RC-FTPD – serwer FTP przeznaczony dla systemu AmigaOS 3.x.

A-FTP Server
Ten program, to mój zdecydowany faworyt, aczkolwiek z tym zastrzeżeniem, że pogodzimy się z brakiem FTPs. Poza tym program spełnia swoje zadanie bez zarzutu, jest przyjazny w obsłudze i cały czas rozwijany. W chwili, gdy piszę ten tekst, ostatnia wersja oznaczona numerem 1.9 datowana jest na styczeń 2021 roku i oczywiście możemy ją pobrać z OS4Depot całkowicie za darmo. Zwyczajowo stawiając serwer w sieci lokalnej jedyną informacją, jaką powinniśmy znać jest adres IP naszej maszyny.

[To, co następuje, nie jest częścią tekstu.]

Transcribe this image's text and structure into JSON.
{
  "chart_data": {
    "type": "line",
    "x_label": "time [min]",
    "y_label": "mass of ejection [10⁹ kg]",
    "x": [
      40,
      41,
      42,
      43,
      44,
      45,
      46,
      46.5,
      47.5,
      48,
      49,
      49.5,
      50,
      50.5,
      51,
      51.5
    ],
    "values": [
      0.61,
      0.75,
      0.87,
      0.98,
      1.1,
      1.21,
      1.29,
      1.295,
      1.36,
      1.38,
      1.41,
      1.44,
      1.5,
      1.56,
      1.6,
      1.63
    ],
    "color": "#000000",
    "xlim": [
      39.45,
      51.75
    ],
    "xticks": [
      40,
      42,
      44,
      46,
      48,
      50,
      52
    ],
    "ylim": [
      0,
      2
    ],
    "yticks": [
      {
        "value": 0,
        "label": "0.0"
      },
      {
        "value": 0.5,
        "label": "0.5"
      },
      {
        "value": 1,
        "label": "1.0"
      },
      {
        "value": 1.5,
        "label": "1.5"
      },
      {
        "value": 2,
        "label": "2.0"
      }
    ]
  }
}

Oczywiście sprawdzenie tego jest rzeczą banalną, wystarczy wpisać z CLI komendę ShowNetStatus, by taką informację uzyskać. A-FTP Server jest jednak programem na tyle przyjaznym w obsłudze, że nie musimy robić nawet tego, wystarczy, że w tooltypach ikony programu aktywujemy opcję LOCAL_IP=TRUE, a program sam wykryje wymagany adres, natychmiastowo uruchamiając nasz serwer. Wszystko, co pozostaje użytkownikowi do roboty to nadanie loginów i haseł dostępu dla klientów oraz wydzielenie katalogu czy partycji, która posłuży jako zasób danych dla naszego serwera.

Sprawdzamy adres IP pod systemem AmigaOS 4.1.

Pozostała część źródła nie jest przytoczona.